People who receive CGRP inhibitors have fewer migraine days. In a small group, the migraine even disappears completely. In terms of treatment, it is sometimes difficult for migraine patients, but there is a glimmer of hope. Recently, new drugs have been developed specifically for migraines.
“CGRP is a protein that plays an important role in a migraine attack,” explains neurologist Gisela Terwindt. “The new drugs are aimed at this protein or the ‘recipients’ to which the protein binds. In this way they prevent headache attacks. Some of the patients benefit greatly from this. If they receive a monthly injection of the CGRP inhibitors , they have fewer migraine days. In a small group, they even disappear completely.”
Not unimportant: in the short term, users hardly experience any side effects. Whether this also applies in the long term remains to be seen; that will only become clear in a few years. “They are certainly not miracle cures,” emphasizes Terwindt. “But it’s definitely a big step forward. I’m hopeful that the medication will make a huge difference for a certain group of patients.” Unfortunately, it is also impossible to predict in advance for these new agents who will work and who will not. More research needs to be done on that. Furthermore, it is still unclear whether the costs (expected to be about 6000 euros per patient per year) for all migraine patients will be reimbursed by the health insurance.
10. How much can you take?
Something strange is going on with migraines. The pills that are supposed to help against this can — if you don’t use them properly — actually make the headache more intense. This applies to ‘normal’ painkillers such as paracetamol or ibuprofen and to triptans. If you take them too often, there is a good chance that the migraine symptoms will worsen. In fact, two-thirds of people with chronic migraines recover after they stop using ‘overuse’.
The rule is that you should not take painkillers more than 15 days a month and no more than 10 days a month on triptans. Do you think this is not enough for you? Then be referred to a neurologist who specializes in headaches. They can help you find the right (dosage of) medicines. In this way you can in many cases at least considerably reduce the complaints.
By the way, you must already be a headache patient if you want to make the ailment worse by taking too much pain relief. So if, for example, you take painkillers as a rheumatoid arthritis patient, but you have never had a headache, you will not provoke a headache.
11. Beware of cannabis oil
If the internet is to be believed, cannabis oil — also known as CBD oil — is a true miracle cure for migraines. But according to Terwindt you have to be very careful with it. “If it doesn’t help, then it won’t do any harm, many people think. But that doesn’t work with migraines. Cannabis can actually cause headaches. My advice is therefore: don’t use it. Are you considering that? with your doctor.”

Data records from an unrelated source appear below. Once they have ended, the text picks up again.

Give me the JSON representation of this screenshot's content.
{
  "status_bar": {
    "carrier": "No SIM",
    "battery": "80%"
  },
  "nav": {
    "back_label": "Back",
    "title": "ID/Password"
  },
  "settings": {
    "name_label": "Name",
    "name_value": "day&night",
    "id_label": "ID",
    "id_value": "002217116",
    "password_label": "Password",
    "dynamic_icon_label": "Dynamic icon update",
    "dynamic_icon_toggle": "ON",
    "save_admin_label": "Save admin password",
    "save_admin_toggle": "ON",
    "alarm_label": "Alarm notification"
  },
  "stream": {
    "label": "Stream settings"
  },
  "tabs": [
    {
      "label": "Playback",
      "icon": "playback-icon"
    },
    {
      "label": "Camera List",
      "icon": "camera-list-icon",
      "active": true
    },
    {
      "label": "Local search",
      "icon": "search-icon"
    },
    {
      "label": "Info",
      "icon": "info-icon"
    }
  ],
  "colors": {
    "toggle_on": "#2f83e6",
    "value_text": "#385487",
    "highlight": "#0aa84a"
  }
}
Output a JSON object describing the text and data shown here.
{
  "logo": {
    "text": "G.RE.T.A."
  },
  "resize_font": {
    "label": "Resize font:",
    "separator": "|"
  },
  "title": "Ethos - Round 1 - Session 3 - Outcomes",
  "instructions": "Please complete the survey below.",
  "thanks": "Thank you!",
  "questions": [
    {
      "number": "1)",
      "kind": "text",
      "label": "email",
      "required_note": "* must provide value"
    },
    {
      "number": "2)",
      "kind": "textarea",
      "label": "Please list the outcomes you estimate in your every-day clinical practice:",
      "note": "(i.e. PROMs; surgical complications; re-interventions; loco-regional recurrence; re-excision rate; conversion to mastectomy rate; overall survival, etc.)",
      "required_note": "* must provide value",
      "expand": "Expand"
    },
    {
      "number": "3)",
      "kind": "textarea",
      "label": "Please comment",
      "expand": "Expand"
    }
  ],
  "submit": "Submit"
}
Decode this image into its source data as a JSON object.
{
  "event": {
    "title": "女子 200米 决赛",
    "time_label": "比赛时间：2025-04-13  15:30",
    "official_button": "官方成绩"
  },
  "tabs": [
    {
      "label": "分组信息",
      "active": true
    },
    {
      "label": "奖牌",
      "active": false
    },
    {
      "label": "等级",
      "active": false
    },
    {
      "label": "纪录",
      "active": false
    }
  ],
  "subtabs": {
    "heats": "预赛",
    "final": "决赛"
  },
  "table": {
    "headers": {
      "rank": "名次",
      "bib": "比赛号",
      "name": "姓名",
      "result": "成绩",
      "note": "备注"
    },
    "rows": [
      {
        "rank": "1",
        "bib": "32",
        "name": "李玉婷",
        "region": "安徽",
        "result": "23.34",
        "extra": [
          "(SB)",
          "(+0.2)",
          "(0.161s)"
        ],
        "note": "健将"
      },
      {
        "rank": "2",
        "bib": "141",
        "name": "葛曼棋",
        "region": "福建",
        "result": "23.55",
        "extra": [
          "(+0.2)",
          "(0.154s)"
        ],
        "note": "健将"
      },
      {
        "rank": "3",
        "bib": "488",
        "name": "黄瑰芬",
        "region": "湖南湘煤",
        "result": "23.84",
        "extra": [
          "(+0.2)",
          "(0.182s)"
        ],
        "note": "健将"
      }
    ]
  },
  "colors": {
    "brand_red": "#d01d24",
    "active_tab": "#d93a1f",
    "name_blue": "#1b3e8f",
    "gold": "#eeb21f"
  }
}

12. Botox, but not in the cosmetic clinic
Most people know botox as a means of combating wrinkles. But botox also sometimes seems to help people who suffer from migraines for more than half the month. They must first have stopped taking other headache medicines and painkillers. For migraines, you have to have Botox injected into thirty different places around the head every three months, so that it can do its work deep in the brain. This is done by a certified neurologist, who works according to a fixed protocol. Beware: cosmetic clinics that claim they can get rid of your headache with a few pricks are selling you a cat in a poke.
Knowing more?
- on www.hoofdpijn.nl you will find extensive information about migraines. Plus an overview of all headache clinics in the Netherlands.
- In addition to information, the website offers www.allesoverhoofdpijn.nl also experiences and tips.
- The Netherlands also has a Headache Line: 0900 2020 590 (€0.25 p/m). Experienced experts are there ready to answer questions about headaches or listen to your story.